Deputados debatem criação da Secretaria de Defesa Civil no Rio Grande do Sul
A matéria prevê a desvinculação da estrutura da Defesa Civil da Casa Militar, transformando-a em uma pasta autônoma
Publicado em 05/08/2026 às 10:04
Capa Deputados debatem criação da Secretaria de Defesa Civil no Rio Grande do Sul

Os deputados estaduais da Assembleia Legislativa do Rio Grande do Sul optaram por não retomar as votações no plenário na terça-feira, 4. A decisão ocorreu devido ao engajamento dos parlamentares em convenções partidárias e compromissos de campanha durante o recesso, o que inviabilizou a análise prévia das pautas. Uma nova reunião de líderes foi agendada para esta semana com o objetivo de alinhar as prioridades legislativas para a reta final da legislatura.

A criação da Secretaria de Proteção e Defesa Civil do Estado voltou ao centro das discussões com a reapresentação do Projeto de Lei Complementar 231/2026. A proposta integrava um pacote de medidas enviado pelo Executivo gaúcho no mês de junho, mas acabou retirada da pauta anterior. A matéria prevê a desvinculação da estrutura da Defesa Civil da Casa Militar, transformando-a em uma pasta autônoma.

O mérito da proposta conta com apoio convergente entre as diferentes bancadas da Casa, embora a tramitação enfrente ressalvas no campo da oposição à direita. Durante a reunião de líderes, o líder da oposição à esquerda, deputado Miguel Rossetto, sugeriu a inclusão do texto na ordem do dia, prevendo a apresentação de emendas parlamentares elaboradas pela bancada do PT.

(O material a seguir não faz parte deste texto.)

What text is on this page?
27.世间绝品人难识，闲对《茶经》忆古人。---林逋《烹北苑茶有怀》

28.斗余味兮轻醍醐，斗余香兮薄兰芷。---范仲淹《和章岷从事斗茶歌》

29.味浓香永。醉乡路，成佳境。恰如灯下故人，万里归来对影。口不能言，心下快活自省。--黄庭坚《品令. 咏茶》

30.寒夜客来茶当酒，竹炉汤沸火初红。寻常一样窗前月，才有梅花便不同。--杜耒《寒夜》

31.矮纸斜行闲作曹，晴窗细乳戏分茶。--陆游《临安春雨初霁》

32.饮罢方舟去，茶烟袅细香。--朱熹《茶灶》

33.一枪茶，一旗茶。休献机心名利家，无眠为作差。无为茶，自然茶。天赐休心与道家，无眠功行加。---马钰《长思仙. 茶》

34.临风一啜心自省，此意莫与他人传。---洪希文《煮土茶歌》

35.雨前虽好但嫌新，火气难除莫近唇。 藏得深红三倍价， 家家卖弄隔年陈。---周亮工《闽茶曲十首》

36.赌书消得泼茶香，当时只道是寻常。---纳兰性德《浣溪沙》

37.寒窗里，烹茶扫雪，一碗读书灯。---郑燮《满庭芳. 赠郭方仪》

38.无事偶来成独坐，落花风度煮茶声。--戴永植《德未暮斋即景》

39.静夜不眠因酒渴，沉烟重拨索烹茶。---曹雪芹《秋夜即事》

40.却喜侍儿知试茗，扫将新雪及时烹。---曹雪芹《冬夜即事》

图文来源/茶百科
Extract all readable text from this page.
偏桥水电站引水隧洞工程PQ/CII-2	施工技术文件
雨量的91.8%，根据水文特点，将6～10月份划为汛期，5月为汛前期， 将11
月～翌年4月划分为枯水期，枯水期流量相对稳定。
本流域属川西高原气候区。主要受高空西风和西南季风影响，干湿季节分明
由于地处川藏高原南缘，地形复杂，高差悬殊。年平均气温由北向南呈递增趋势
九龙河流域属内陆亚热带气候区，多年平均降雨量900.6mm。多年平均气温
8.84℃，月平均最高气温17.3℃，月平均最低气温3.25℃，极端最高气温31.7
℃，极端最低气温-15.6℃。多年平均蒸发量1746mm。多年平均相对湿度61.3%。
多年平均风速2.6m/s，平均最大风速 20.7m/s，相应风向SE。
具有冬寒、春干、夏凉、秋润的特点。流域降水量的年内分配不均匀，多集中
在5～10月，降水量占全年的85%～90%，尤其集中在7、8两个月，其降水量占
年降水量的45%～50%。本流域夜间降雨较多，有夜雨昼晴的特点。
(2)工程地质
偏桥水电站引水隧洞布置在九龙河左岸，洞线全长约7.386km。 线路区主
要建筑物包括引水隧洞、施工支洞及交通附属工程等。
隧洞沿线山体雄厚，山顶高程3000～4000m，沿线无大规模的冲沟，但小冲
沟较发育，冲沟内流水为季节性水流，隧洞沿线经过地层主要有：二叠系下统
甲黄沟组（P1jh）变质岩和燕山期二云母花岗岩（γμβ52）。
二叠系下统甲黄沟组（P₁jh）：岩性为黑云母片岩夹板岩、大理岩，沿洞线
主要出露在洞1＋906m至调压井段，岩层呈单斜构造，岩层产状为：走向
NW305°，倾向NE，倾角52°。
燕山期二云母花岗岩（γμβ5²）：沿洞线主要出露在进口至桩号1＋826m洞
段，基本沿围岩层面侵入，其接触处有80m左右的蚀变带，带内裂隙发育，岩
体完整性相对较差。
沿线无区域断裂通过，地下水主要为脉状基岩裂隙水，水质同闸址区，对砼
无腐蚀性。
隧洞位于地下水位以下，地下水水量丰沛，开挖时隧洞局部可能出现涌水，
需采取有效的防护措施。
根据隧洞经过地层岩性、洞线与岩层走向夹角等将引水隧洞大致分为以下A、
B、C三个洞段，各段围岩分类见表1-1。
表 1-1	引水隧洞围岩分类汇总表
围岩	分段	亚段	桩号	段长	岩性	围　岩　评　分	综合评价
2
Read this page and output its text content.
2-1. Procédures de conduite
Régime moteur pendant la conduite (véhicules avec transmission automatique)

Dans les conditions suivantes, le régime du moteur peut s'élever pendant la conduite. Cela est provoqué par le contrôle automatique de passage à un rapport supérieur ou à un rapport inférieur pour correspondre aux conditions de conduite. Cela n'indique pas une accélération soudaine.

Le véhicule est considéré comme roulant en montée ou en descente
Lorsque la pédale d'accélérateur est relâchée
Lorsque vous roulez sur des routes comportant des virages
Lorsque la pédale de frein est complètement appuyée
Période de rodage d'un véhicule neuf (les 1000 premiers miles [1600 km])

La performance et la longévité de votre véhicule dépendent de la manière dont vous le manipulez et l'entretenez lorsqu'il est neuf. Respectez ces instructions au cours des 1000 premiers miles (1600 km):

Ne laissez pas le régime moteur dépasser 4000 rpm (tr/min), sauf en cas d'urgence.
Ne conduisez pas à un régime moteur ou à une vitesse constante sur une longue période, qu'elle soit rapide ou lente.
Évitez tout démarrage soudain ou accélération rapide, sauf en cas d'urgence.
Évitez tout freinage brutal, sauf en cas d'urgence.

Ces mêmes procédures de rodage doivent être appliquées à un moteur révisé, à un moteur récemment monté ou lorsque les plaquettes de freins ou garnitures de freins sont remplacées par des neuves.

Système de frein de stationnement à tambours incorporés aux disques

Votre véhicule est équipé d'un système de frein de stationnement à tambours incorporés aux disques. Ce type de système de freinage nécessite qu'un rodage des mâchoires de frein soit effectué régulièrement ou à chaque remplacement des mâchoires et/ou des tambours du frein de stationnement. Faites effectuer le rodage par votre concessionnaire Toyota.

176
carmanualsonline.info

Divergências sobre impacto orçamentário

A discussão sobre o momento da votação expôs posições divergentes mesmo entre membros de uma mesma representação partidária. No Republicanos, o deputado Capitão Martim defendeu a deliberação imediata do texto ainda na atual legislatura, enquanto o deputado Gustavo Victorino questionou o momento da votação, classificando a medida como de apelo eleitoral e sugerindo que a deliberação seja transferida para a próxima gestão governamental.

A preocupação com o aumento de despesas operacionais e a criação de cargos levou a propostas de alteração no formato do projeto. A intenção de parte dos parlamentares é transformar o texto conclusivo em uma autorização legislativa, permitindo que o próximo chefe do Executivo estadual decida sobre a efetiva implementação da nova secretaria ao assumir o mandato.